Cidadania Planetária
Dom Jaime Pedro Kohl – Bispo de Osório
Preparando-nos para receber a reflexão da Campanha da Fraternidade de 2017 sobre os “biomas brasileiros e a defesa da vida” em continuidade com o cuidado da Casa Comum achei importante partilhar com vocês essa reflexão do professor em Teologia, Memore Restori, na revista Mundo e Missão de janeiro e fevereiro deste ano.
Diz ele que “a contemporaneidade pode ser definida como ‘era planetária’, onde tudo está interligado seja na realidade humana como na realidade planetária. É uma era em que todos os seres humanos se encontram, unidos numa espécie de comunidade do destino cada vez maior (Edegar Morin).
A era planetária tem sua origem no início da diáspora do homo sapiens pelo planeta, desenvolvendo-se na Idade Moderna através das grandes navegações e descoberta de novos povos, alcançando o seu ápice no final do século 20 com o fenômeno da globalização.

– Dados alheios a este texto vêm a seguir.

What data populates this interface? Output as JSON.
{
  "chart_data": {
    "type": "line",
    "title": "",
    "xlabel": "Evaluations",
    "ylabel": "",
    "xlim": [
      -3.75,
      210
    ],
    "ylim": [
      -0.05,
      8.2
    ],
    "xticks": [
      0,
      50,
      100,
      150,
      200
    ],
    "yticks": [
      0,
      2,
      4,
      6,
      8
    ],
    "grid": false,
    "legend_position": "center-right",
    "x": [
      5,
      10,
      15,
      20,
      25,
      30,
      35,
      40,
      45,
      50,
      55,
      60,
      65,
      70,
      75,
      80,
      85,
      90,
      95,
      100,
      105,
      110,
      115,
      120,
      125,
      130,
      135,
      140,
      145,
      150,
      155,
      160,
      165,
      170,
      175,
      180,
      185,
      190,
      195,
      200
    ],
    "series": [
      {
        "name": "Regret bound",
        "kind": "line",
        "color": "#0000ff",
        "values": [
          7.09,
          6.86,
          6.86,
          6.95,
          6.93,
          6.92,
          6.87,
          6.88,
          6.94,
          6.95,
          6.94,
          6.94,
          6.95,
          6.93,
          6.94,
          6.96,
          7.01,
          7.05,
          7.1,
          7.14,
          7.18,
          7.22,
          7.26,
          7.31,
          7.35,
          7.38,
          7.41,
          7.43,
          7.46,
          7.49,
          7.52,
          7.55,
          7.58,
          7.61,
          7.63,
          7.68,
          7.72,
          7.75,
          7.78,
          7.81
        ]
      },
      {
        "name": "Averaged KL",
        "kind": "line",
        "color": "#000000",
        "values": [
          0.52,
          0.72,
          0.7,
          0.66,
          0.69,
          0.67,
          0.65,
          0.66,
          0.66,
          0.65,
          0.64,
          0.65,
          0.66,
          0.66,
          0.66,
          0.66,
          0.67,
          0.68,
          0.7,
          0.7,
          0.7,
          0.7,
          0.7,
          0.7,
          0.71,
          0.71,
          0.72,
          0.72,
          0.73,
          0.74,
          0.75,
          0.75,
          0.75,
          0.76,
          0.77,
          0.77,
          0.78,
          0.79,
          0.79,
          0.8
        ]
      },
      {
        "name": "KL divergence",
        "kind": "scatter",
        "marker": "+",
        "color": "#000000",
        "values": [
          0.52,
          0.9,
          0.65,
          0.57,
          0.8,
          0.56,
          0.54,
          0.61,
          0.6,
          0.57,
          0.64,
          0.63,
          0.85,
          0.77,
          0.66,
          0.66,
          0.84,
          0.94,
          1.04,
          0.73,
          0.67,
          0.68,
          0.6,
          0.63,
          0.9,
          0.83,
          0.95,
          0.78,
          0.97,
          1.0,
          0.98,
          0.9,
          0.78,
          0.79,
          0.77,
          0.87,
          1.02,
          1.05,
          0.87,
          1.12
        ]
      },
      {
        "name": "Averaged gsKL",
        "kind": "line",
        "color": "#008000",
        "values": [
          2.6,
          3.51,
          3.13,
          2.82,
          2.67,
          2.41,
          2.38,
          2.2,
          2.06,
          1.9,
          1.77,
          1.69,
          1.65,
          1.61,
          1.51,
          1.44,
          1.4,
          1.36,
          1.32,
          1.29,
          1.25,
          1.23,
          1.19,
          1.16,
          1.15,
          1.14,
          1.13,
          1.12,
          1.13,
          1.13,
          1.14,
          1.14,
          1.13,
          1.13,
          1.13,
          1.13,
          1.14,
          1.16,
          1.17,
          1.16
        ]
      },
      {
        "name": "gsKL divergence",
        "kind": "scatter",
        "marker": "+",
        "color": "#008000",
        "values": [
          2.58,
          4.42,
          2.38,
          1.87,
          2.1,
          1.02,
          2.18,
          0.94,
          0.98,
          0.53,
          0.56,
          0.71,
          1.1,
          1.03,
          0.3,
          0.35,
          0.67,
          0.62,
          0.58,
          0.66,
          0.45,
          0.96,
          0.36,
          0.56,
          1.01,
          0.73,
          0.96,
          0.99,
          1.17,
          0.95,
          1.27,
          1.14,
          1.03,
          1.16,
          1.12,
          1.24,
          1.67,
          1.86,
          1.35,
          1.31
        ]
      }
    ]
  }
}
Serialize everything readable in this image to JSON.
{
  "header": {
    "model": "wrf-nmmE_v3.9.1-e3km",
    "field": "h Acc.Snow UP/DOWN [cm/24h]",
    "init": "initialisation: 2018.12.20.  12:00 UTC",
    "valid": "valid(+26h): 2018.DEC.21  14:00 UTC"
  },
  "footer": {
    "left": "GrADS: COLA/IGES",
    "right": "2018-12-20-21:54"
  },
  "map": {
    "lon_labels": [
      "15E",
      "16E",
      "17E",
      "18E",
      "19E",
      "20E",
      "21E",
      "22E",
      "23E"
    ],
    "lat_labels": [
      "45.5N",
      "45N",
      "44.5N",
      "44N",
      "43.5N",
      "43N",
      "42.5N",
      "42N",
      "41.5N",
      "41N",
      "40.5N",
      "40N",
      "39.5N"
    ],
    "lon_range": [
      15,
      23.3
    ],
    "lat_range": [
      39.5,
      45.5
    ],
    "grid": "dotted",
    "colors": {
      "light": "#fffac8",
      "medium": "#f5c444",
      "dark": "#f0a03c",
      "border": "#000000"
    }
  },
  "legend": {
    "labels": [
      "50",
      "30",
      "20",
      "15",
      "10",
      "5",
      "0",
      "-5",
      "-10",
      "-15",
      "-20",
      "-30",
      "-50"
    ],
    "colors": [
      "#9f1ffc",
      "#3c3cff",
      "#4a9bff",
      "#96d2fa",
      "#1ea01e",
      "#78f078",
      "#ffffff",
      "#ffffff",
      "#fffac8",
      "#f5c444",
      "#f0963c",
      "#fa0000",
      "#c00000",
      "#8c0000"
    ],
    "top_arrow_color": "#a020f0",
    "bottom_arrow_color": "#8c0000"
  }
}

Nos anos sessenta, o filosofo canadense McLuhan criou o conceito de ‘aldeia global’ a partir dos feitos da comunicação que estava reduzindo, de forma inacreditável, as distâncias entre os povos. O que parecia ‘ficção’ hoje é pura realidade ao ‘toque de um clique’.
Com o enorme desenvolvimento operado no campo científico e tecnológico, desde meados do século 20, a humanidade deparou-se com uma realidade onde as possibilidades e os desafios se apresentam ao mesmo tempo. Hoje se vive nas fronteiras, onde povos e culturas se encontram e ‘desencontram’ abrindo novos horizontes, travando novos conflitos e reerguendo ‘muros da vergonha’.
Perante este contexto mundial que se configura na ‘aldeia global’ faz-se urgente recontextualizar a educação, na forma básica do cidadão, tendo presente que hoje a pertença não é mais local, mas global; isto é, o ser humano precisa tomar consciência de sua cidadania planetária, membro da humanidade, com responsabilidades universais, inclusive com a Mãe Terra.
Se esta realidade é, por um lado fascinante, pelo fato que o desafio se torna apaixonante; por outro, apresenta seu aspecto mais sombrio e assustador, devido aos efeitos nefastos da globalização neoliberal que está produzindo em larga escala, a exclusão social, a homogeneização cultural e o mito do bem-estar pessoal, afrouxando e até rompendo os relacionamentos entre os indivíduos, entre as sociedades e culturas, com a natureza e o transcendente. Por isso, considerando os ‘quatro pilares da educação’, vale a pena destacar o quarto: ‘aprender a viver juntos, aprender a viver com os outros’(Jacques Delors).
Através dessa breve introdução nos propomos, ao longo deste ano, abordar o tema da ‘Educação à Mundialidade e Interculturalidade; visando “promover uma sociedade que respeite as diferenças, combatendo o preconceito e a discriminação nas mais diversas esferas, efetivando a convivência pacífica das várias etnias, culturas e expressões religiosas, o respeito às legítimas diferenças” (DGAE n.116).
Como escreve o papa Francisco: “Amamos este magnífico planeta, onde Deus nos colocou, e amamos a humanidade que o habita. A terra é a nossa casa comum, e todos somos irmãos” (EG 183).
Essa é consciência que deve desabrochar nos nossos ambientes eclesiais e sociais, plenamente em sintonia com o espírito missionário e o sentir dos homens e mulheres de boa vontade, abertos ao diálogo e a comunhão não só com as pessoas, mas o planeta como um todo.
Se levarmos a sério o evangelho deste domingo que pede de “amar os nossos inimigos e rezar por aqueles que nos perseguem” percebemos essa plena sintonia, porque nesse conceito de cidadania planetária ninguém mais é inimigo, mas todos se reconhecem e se relacionam como irmãos e irmãs.
Alimentando essa esperança e esse ideal, estaremos vivenciando o Evangelho da Vida e cooperando na construção de um mundo muito mais humano e mais irmão; e a humanidade avança numa nova direção – a do homo agapicus – a partir da encruzilhada em se encontra, hoje.
Como explica Chiara Lubich o amor cristão é proativo (toma iniciativa), inclusivo (ama a todos), empático (coloca-se no lugar do outro), respeitoso (reconhecendo no outro sua elevada dignidade), tolerante (ama até o ‘inimigo’) e recíproco (‘amai-vos uns aos outros’). Eu acrescentaria: um amor planetário (não faz nenhuma discriminação de pessoas).